Frequently Asked Questions
What is the formula for oxygen tank duration?
Duration (min) = (Capacity × Current Pressure / Rated Pressure) / Flow Rate. This gives the number of minutes the tank will last. The fraction (Current Pressure / Rated Pressure) represents how full the tank is. Multiply by the total capacity to get available litres, then divide by the flow rate.
What is the rated pressure for a standard medical oxygen cylinder?
In the United States, standard medical cylinders (E-size) are rated at 2015 PSI, though 2000 PSI is commonly used as a round figure. In metric countries, cylinders are typically rated at 200 bar or 232 bar. Always check the label on your specific cylinder.

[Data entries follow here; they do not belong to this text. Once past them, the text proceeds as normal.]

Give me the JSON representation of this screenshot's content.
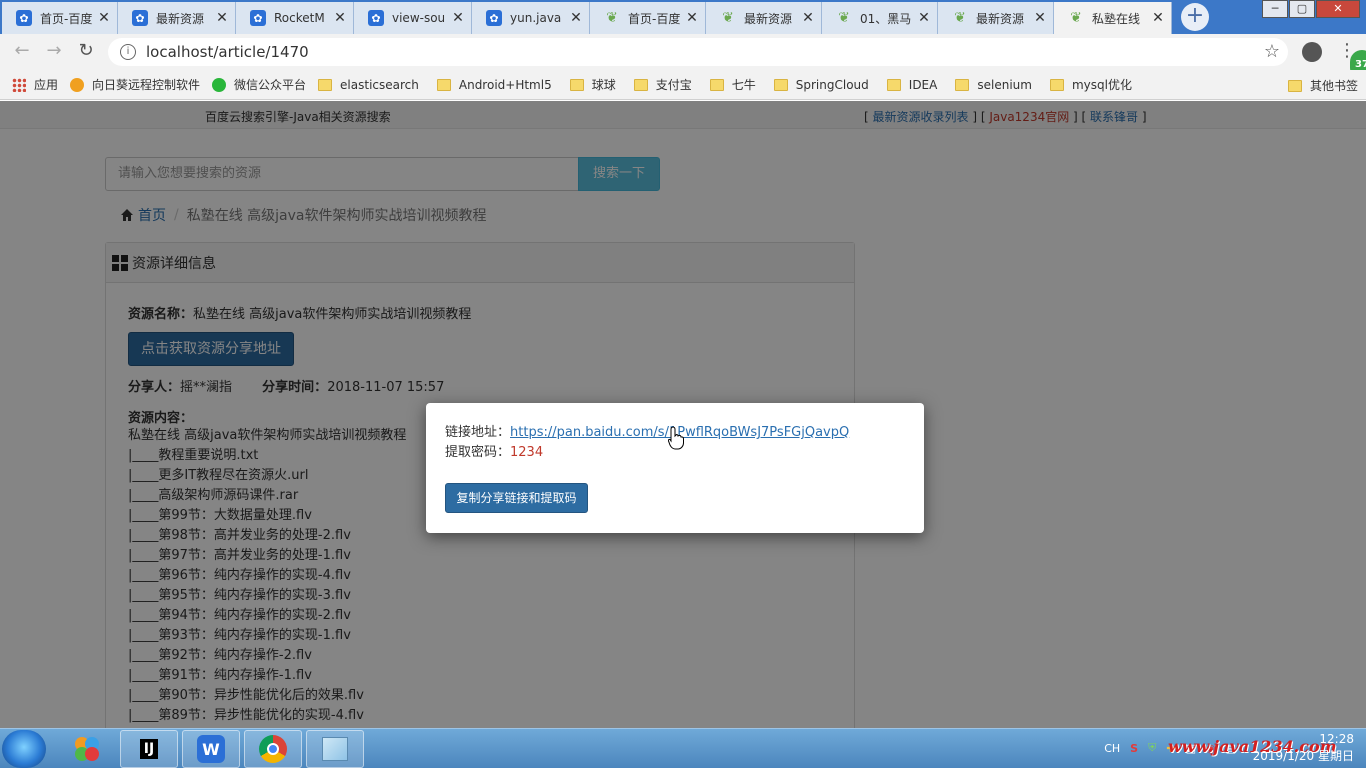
{
  "browser": {
    "tabs": [
      {
        "title": "首页-百度",
        "icon": "paw-icon"
      },
      {
        "title": "最新资源",
        "icon": "paw-icon"
      },
      {
        "title": "RocketM",
        "icon": "paw-icon"
      },
      {
        "title": "view-sou",
        "icon": "paw-icon"
      },
      {
        "title": "yun.java",
        "icon": "paw-icon"
      },
      {
        "title": "首页-百度",
        "icon": "leaf-icon"
      },
      {
        "title": "最新资源",
        "icon": "leaf-icon"
      },
      {
        "title": "01、黑马",
        "icon": "leaf-icon"
      },
      {
        "title": "最新资源",
        "icon": "leaf-icon"
      },
      {
        "title": "私塾在线",
        "icon": "leaf-icon",
        "active": true
      }
    ],
    "url": "localhost/article/1470",
    "extension_badge": "37",
    "bookmarks": [
      "应用",
      "向日葵远程控制软件",
      "微信公众平台",
      "elasticsearch",
      "Android+Html5",
      "球球",
      "支付宝",
      "七牛",
      "SpringCloud",
      "IDEA",
      "selenium",
      "mysql优化"
    ],
    "other_bookmarks": "其他书签"
  },
  "site": {
    "top_title": "百度云搜索引擎-Java相关资源搜索",
    "top_links": {
      "open": "[ ",
      "link1": "最新资源收录列表",
      "mid1": " ] [ ",
      "link2": "Java1234官网",
      "mid2": " ] [ ",
      "link3": "联系锋哥",
      "close": " ]"
    },
    "search_placeholder": "请输入您想要搜索的资源",
    "search_button": "搜索一下",
    "breadcrumb_home": "首页",
    "breadcrumb_current": "私塾在线 高级java软件架构师实战培训视频教程",
    "panel_title": "资源详细信息",
    "resource_name_label": "资源名称：",
    "resource_name": "私塾在线 高级java软件架构师实战培训视频教程",
    "get_link_button": "点击获取资源分享地址",
    "sharer_label": "分享人：",
    "sharer": "摇**澜指",
    "share_time_label": "分享时间：",
    "share_time": "2018-11-07 15:57",
    "content_label": "资源内容：",
    "content_lines": [
      "私塾在线 高级java软件架构师实战培训视频教程",
      "|____教程重要说明.txt",
      "|____更多IT教程尽在资源火.url",
      "|____高级架构师源码课件.rar",
      "|____第99节：大数据量处理.flv",
      "|____第98节：高并发业务的处理-2.flv",
      "|____第97节：高并发业务的处理-1.flv",
      "|____第96节：纯内存操作的实现-4.flv",
      "|____第95节：纯内存操作的实现-3.flv",
      "|____第94节：纯内存操作的实现-2.flv",
      "|____第93节：纯内存操作的实现-1.flv",
      "|____第92节：纯内存操作-2.flv",
      "|____第91节：纯内存操作-1.flv",
      "|____第90节：异步性能优化后的效果.flv",
      "|____第89节：异步性能优化的实现-4.flv"
    ]
  },
  "modal": {
    "link_label": "链接地址：",
    "link_url": "https://pan.baidu.com/s/1PwflRqoBWsJ7PsFGjQavpQ",
    "code_label": "提取密码：",
    "code": "1234",
    "copy_button": "复制分享链接和提取码"
  },
  "taskbar": {
    "ide_label": "IJ",
    "tray_lang": "CH",
    "watermark": "www.java1234.com",
    "time": "12:28",
    "date": "2019/1/20 星期日"
  },
  "colors": {
    "link_blue": "#2a6fb0",
    "code_red": "#c0392b",
    "primary_button": "#2d6ca2",
    "search_button": "#5bc0de"
  }
}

How much safety margin should I add?
Clinical guidelines generally recommend a minimum safety margin of 30 minutes for home oxygen therapy and longer margins for transport or emergency use. Many facilities change tanks when the gauge reads 500 PSI (about one-quarter full) rather than waiting until it reaches zero.
Does depth affect oxygen duration for scuba diving?
Yes. As you descend, you breathe denser air, so your actual gas consumption increases proportionally with the absolute pressure (depth in metres / 10 + 1 atmospheres). A diver consuming 15 L/min at the surface will consume roughly 30 L/min at 10 metres depth. Always calculate bottom time using your actual consumption at depth.
Can I use bar instead of PSI?
Yes. As long as you enter both the current pressure and the rated pressure in the same unit, the calculation is correct. The calculator computes the ratio Current / Rated, so the unit cancels out. Enter both in PSI, or both in bar — do not mix units.
What does tank capacity in litres mean?
For medical oxygen cylinders, the capacity in litres refers to the amount of gaseous oxygen stored at standard pressure when the tank is fully charged. For example, an E-cylinder contains approximately 680 litres of oxygen at its rated pressure. This is different from the water volume of the cylinder shell, which is about 4.7 litres.